This is a signal to mobile network operators (MNOs) that it could be difficult to use technology produced by the Chinese company Huawei in building 5G infrastructure. Latvian MNO Bite had planned on cooperating with Huawei, but now indicates that the company is still unsure which company's technology they'll use. Estonia and Poland have already signed memoranda with the US promising to only use secure technology in developing 5G infrastructure.
“We're basically signalling one very elementary and simple thing – the Latvian government cares about our network security, which is also a Latvian national security issue,” said Latvian Prime Minister Krišjānis Kariņš (New Unity).
The declaration text is confidential, however Latvian Television has unofficial information that in the declaration Latvia commits to examine whether a 5G technology supplier isn't creating security risks. The declaration isn't aimed at any particular company and isn't legally binding, but Latvian Foreign Affairs Minister Edgars Rinkēvičs (New Unity) didn't deny that it would affect companies using Huawei technology in creating 5G networks.

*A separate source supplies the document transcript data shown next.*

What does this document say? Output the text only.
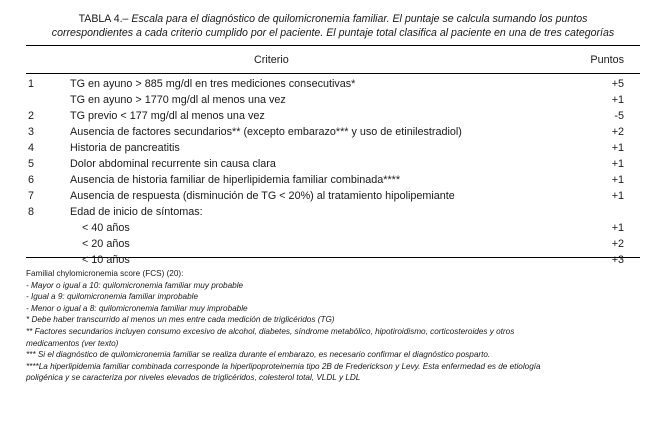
TABLA 4.– Escala para el diagnóstico de quilomicronemia familiar. El puntaje se calcula sumando los puntos
correspondientes a cada criterio cumplido por el paciente. El puntaje total clasifica al paciente en una de tres categorías
Criterio	Puntos
1	TG en ayuno > 885 mg/dl en tres mediciones consecutivas*	+5
TG en ayuno > 1770 mg/dl al menos una vez	+1
2	TG previo < 177 mg/dl al menos una vez	-5
3	Ausencia de factores secundarios** (excepto embarazo*** y uso de etinilestradiol)	+2
4	Historia de pancreatitis	+1
5	Dolor abdominal recurrente sin causa clara	+1
6	Ausencia de historia familiar de hiperlipidemia familiar combinada****	+1
7	Ausencia de respuesta (disminución de TG < 20%) al tratamiento hipolipemiante	+1
8	Edad de inicio de síntomas:
< 40 años	+1
< 20 años	+2
< 10 años	+3
Familial chylomicronemia score (FCS) (20):
- Mayor o igual a 10: quilomicronemia familiar muy probable
- Igual a 9: quilomicronemia familiar improbable
- Menor o igual a 8: quilomicronemia familiar muy improbable
* Debe haber transcurrido al menos un mes entre cada medición de triglicéridos (TG)
** Factores secundarios incluyen consumo excesivo de alcohol, diabetes, síndrome metabólico, hipotiroidismo, corticosteroides y otros
medicamentos (ver texto)
*** Si el diagnóstico de quilomicronemia familiar se realiza durante el embarazo, es necesario confirmar el diagnóstico posparto.
****La hiperlipidemia familiar combinada corresponde la hiperlipoproteinemia tipo 2B de Frederickson y Levy. Esta enfermedad es de etiología
poligénica y se caracteriza por niveles elevados de triglicéridos, colesterol total, VLDL y LDL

"These companies have to take into account that there will be certain questions at the moment when they'll want to cooperate with state structures, especially with those state structures that deal with security, foreign policy and issues of such level," said Rinkēvičs.
“We stress that for our critical IT infrastructure, especially the technology used by state structures, used by security structures, we choose those solutions, which we deem necessary,” said the Foreign Affairs Minister.
Bite has signed a memorandum of understanding with Huawei regarding using their technology in a 5G testing base station. Bite representative Una Ahuna-Ozola said that the company is developing a 5G network in cooperation with Latvian MNO Tele2, and that it's still unclear which company's technology will be used. Tele2 is also developing a parallel 5G network using Nokia infrastructure, according to company representative Oskars Fīrmanis. LMT is also using Nokia infrastructure for its network.
The US has long warned that Huawei has ties to Chinese intelligence services, and therefore that the company's technology could be used for spying operations.The company itself has denied these allegations.
As previously reported, US restrictions on China's Huawei will affect the development of 5G networks but won't change anything for the regular consumer, said Juris Binde, head of LMT in May 2019.
Binde said that as Huawei is one of the main developers of 5G infrastructure, anything that affects the company will affect the introduction of 5G networks. But LMT will not be affected, as it does not use Huawei's technologies.